Há uns anos, apareceu na Europa um movimento – chamemos-lhe assim – com o nome de Zeitgeist, uma palavra da língua alemã que pode ser traduzida por Espírito do Tempo. O principal instrumento de comunicação deste movimento foi um documentário, um filme, com o mesmo nome, produzido por Peter Joseph, que abordava, na mesma linha argumentativa, temas como a História do Cristianismo, os ataques de 11 de Setembro, a Federal Reserve, a Guerra e aquilo que ficou conhecido por NWO, a sigla inglesa da Nova Ordem Mundial.

O filme teve um impacto muito significativo em certos meios internacionais e ajudou, de algum modo, a estabelecer e promover uma leitura da História que não era comum encontrar-se nos ambientes ortodoxos do mainstream que, normalmente, veiculam uma narrativa histórica estabelecida de acordo com padrões ideológicos pré-definidos, que servem de cimento psico-político e psico-social à mais poderosa estrutura de poder instalada no mundo, que é, de facto, uma Religião que dá pelo nome de Protestantismo, e cujo Deus, o seu instrumento mágico, espiritual e operativo fundamental, é o Dinheiro.

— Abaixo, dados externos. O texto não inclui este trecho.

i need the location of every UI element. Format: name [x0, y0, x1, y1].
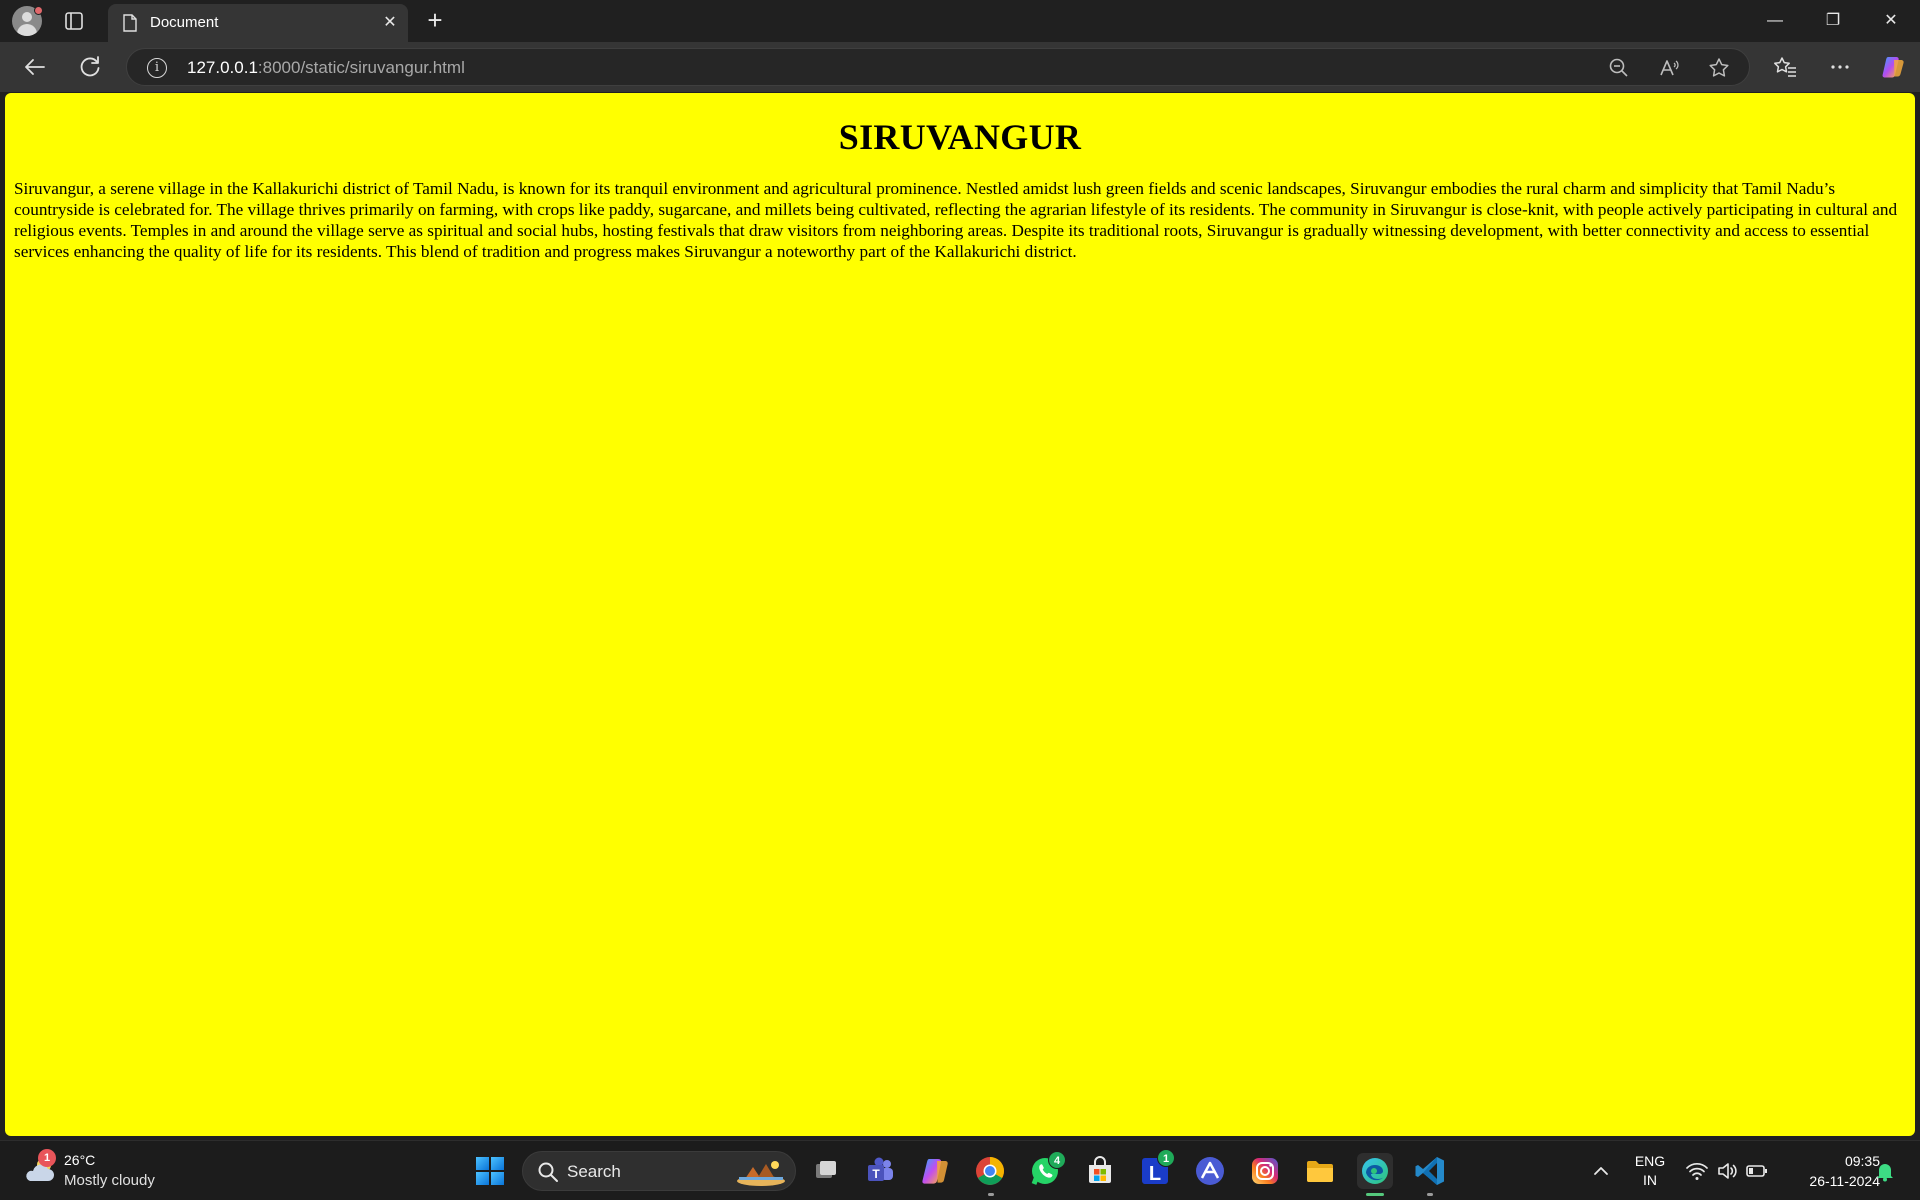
- vscode-running-indicator: [1427, 1193, 1433, 1196]
- minimize-icon[interactable]: —: [1752, 6, 1798, 36]
- close-tab-icon[interactable]: ✕: [380, 13, 400, 33]
- page-paragraph: Siruvangur, a serene village in the Kall…: [14, 179, 1898, 261]
- profile-notification-dot: [34, 6, 43, 15]
- clock-time: 09:35: [1844, 1153, 1880, 1169]
- volume-icon[interactable]: [1715, 1159, 1739, 1183]
- more-options-icon[interactable]: [1827, 54, 1853, 80]
- windows-start-icon[interactable]: [474, 1155, 506, 1187]
- copilot-icon[interactable]: [1880, 54, 1906, 80]
- show-hidden-icons-chevron-icon[interactable]: [1590, 1160, 1612, 1182]
- clock-date: 26-11-2024: [1809, 1173, 1880, 1189]
- tab-title: Document: [150, 14, 219, 31]
- arc-app-icon[interactable]: [1192, 1153, 1228, 1189]
- url-path: :8000/static/siruvangur.html: [257, 58, 465, 77]
- search-label: Search: [567, 1162, 621, 1181]
- tab-actions-icon[interactable]: [62, 10, 86, 32]
- chrome-icon[interactable]: [972, 1153, 1008, 1189]
- url-host: 127.0.0.1: [187, 58, 258, 77]
- l-app-badge: 1: [1157, 1149, 1175, 1167]
- browser-toolbar: i 127.0.0.1:8000/static/siruvangur.html: [0, 42, 1920, 92]
- edge-active-indicator: [1366, 1193, 1384, 1196]
- microsoft-store-icon[interactable]: [1082, 1153, 1118, 1189]
- weather-temperature: 26°C: [64, 1152, 96, 1168]
- edge-icon[interactable]: [1357, 1153, 1393, 1189]
- zoom-out-icon[interactable]: [1607, 56, 1631, 80]
- page-icon: [123, 14, 137, 32]
- file-explorer-icon[interactable]: [1302, 1153, 1338, 1189]
- back-arrow-icon[interactable]: [20, 52, 50, 82]
- favorites-icon[interactable]: [1772, 54, 1798, 80]
- instagram-icon[interactable]: [1247, 1153, 1283, 1189]
- whatsapp-badge: 4: [1048, 1151, 1066, 1169]
- site-info-icon[interactable]: i: [147, 58, 167, 78]
- page-viewport: SIRUVANGUR Siruvangur, a serene village …: [5, 93, 1915, 1136]
- chrome-running-indicator: [988, 1193, 994, 1196]
- weather-alert-badge: 1: [38, 1149, 56, 1167]
- taskbar: 1 26°C Mostly cloudy Search T 4 L 1 ENG …: [0, 1140, 1920, 1200]
- task-view-icon[interactable]: [808, 1153, 844, 1189]
- svg-text:T: T: [872, 1167, 880, 1181]
- tab-document[interactable]: Document ✕: [108, 4, 408, 42]
- page-heading: SIRUVANGUR: [838, 117, 1082, 157]
- battery-icon[interactable]: [1745, 1159, 1769, 1183]
- taskbar-search[interactable]: Search: [522, 1151, 796, 1191]
- close-window-icon[interactable]: ✕: [1868, 6, 1914, 36]
- url-text[interactable]: 127.0.0.1:8000/static/siruvangur.html: [187, 58, 465, 78]
- copilot-app-icon[interactable]: [917, 1153, 953, 1189]
- notification-bell-icon[interactable]: [1874, 1160, 1896, 1182]
- svg-text:L: L: [1149, 1163, 1161, 1185]
- language-code: ENG: [1634, 1153, 1666, 1169]
- new-tab-icon[interactable]: +: [422, 7, 448, 34]
- favorite-star-icon[interactable]: [1707, 56, 1731, 80]
- address-bar[interactable]: i 127.0.0.1:8000/static/siruvangur.html: [126, 48, 1750, 86]
- refresh-icon[interactable]: [75, 52, 105, 82]
- wifi-icon[interactable]: [1685, 1159, 1709, 1183]
- search-icon: [538, 1162, 558, 1182]
- restore-icon[interactable]: ❐: [1810, 6, 1856, 36]
- vscode-icon[interactable]: [1412, 1153, 1448, 1189]
- read-aloud-icon[interactable]: [1657, 56, 1681, 80]
- title-bar: Document ✕ + — ❐ ✕: [0, 0, 1920, 42]
- search-highlight-illustration-icon: [737, 1161, 785, 1186]
- teams-icon[interactable]: T: [862, 1153, 898, 1189]
- weather-condition: Mostly cloudy: [64, 1172, 155, 1189]
- language-region: IN: [1643, 1172, 1657, 1188]
- system-clock[interactable]: 09:35 26-11-2024: [1780, 1151, 1880, 1191]
- language-indicator[interactable]: ENG IN: [1630, 1152, 1670, 1190]
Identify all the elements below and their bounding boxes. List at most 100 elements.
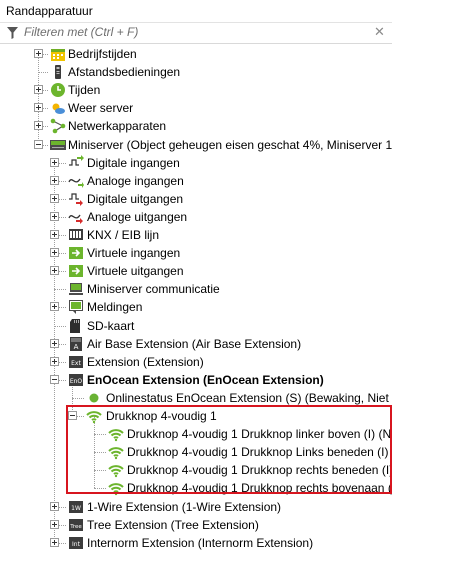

A verdade é que, sob a aparência de uma sociedade laica, totalmente dessacralizada, com Instituições “profanas” depositárias do Poder terreno e corporizadas num Estado que se afirma separado das Igrejas e dos cultos confessionais, aquilo a que realmente assistimos é uma exímia e poderosíssima expansão global do poder Protestante, que soube, como nenhuma outra religião, adoptar as transfigurações simbólicas e mitológicas adequadas no sentido de conferir aparência secular e profana a estruturas que, na verdade, assentam em rituais, símbolos e arquétipos religiosos, alguns dos quais mágicos, cuja origem se estabeleceu in illo tempore.